Questo romanzo fa capire che dietro ad un conflitto, ma soprattutto dietro la pazzia dei terroristi, ci sono ragazzi, israeliani e palestinesi, che sono le prime vittime indifese. È possibile che in un paese democratico e multietnico debbano esserci ancora epiloghi di morte e paura? Perché non si riesce a vivere nella pace e nel rispetto reciproco? Finché esisteranno ancora persone che hanno il desiderio di “uccidere più ebrei possibili”, la pace non potrà mai esserci. Israele è un inno alla vita e la gioia degli abitanti si respira ogni giorno, ad ogni ora, in qualsiasi strada. Purtroppo, lo spettro della paura e del pericolo, insito nell’animo umano, convivranno insieme ancora per un po’. Almeno fino a quando non ci saranno più persone pronte a farsi esplodere o a investire con la macchina i passanti.

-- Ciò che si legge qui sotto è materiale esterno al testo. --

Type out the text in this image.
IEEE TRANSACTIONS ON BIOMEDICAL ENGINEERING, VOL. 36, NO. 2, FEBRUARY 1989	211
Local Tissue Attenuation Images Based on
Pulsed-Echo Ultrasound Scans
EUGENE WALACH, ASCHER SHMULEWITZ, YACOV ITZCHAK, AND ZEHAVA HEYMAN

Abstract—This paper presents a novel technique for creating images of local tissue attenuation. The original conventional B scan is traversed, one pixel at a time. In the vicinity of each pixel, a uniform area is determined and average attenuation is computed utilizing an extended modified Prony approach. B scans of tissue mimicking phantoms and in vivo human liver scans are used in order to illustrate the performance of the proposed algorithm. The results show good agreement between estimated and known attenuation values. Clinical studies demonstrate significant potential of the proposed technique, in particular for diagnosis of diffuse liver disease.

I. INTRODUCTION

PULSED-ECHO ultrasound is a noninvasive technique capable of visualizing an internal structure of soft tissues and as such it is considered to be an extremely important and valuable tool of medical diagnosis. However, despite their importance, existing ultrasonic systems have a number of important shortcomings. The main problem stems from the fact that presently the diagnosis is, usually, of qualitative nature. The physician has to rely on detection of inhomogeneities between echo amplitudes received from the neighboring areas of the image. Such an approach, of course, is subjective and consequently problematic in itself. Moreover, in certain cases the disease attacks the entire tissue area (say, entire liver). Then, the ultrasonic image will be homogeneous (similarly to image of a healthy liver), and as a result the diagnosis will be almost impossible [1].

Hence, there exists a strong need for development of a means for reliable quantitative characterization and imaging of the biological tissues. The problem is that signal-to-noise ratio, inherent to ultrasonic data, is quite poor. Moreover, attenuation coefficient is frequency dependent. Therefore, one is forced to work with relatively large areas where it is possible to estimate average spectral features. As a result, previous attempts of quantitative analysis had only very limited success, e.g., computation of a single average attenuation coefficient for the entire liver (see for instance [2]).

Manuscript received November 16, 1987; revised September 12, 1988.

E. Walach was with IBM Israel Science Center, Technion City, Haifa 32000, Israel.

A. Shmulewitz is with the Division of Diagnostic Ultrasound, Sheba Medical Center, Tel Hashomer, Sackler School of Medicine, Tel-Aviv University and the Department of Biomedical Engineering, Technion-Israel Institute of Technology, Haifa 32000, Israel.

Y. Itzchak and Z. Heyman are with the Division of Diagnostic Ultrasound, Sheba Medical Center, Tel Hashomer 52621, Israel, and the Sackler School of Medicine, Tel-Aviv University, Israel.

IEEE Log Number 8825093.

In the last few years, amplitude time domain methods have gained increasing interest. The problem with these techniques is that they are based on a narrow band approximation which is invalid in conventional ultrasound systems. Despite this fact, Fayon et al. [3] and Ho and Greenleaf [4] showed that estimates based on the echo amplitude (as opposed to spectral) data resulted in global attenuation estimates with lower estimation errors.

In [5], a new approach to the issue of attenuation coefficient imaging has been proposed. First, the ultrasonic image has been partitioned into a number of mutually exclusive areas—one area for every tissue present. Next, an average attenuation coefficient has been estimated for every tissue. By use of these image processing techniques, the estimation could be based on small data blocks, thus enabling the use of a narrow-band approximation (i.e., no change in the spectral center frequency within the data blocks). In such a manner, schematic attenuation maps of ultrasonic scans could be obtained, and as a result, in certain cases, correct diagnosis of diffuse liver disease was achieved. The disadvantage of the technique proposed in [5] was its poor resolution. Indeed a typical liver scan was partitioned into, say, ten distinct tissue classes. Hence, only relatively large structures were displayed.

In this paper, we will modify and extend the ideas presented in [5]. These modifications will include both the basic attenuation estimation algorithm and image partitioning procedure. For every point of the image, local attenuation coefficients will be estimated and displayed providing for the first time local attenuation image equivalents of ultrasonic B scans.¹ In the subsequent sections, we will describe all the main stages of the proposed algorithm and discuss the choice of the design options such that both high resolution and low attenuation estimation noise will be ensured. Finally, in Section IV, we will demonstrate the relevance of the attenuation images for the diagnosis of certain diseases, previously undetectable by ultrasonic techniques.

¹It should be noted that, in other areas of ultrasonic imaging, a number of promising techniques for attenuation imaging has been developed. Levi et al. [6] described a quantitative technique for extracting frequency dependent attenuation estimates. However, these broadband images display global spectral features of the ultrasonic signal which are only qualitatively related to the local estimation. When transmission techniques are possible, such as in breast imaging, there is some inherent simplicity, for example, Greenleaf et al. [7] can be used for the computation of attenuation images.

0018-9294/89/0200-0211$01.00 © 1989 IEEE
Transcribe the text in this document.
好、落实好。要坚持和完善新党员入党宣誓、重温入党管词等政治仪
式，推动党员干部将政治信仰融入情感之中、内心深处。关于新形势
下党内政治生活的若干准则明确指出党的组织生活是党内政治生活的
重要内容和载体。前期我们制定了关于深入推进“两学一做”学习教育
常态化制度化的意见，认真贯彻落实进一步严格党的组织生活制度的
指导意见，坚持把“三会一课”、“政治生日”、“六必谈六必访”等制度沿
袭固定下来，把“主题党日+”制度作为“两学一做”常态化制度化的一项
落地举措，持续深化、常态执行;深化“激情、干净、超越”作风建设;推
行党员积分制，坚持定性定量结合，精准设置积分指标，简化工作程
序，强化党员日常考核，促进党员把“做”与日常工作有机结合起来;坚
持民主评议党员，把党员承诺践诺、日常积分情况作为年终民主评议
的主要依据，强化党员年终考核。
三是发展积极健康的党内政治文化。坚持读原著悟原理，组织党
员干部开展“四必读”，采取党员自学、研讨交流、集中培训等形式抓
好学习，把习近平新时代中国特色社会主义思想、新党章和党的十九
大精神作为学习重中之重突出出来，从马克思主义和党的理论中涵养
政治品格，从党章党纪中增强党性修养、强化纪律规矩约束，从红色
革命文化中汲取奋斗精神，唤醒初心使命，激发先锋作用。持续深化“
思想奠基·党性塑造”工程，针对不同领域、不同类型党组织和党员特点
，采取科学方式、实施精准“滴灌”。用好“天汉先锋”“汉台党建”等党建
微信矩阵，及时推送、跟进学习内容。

Dice bene Jonathan Kashanian nel commento finale: “Quello che emerge in “La vita graffiata” è un ritratto sconcertante degli adolescenti che vivono in Medio Oriente: da chi ascolta la musica reggae di Bob Marley a chi sogna con Saranno Famosi e Mary Poppins, a chi ancora condivide con Harry Potter una cicatrice sulla fronte; giovani obbligati a crescere velocemente e a ragionare come adulti, privati del loro diritto alla frivolezza; giovani che si abituano in fretta al male, che amano odiare, ma che sanno anche perdonare.”

Ella, fino alla fine del romanzo, ha il desiderio di capire perché Nadira sia arrivata ad una decisione del genere: metter fine brutalmente alla sua vita. Vuole mettersi nei suoi panni e, magari, provare a fermarla invano. Imparerà a sue spese che forse è necessario accettare che non è possibile comprendere tutto. Solo così il suo cuore spezzato potrà iniziare a vivere nuovamente.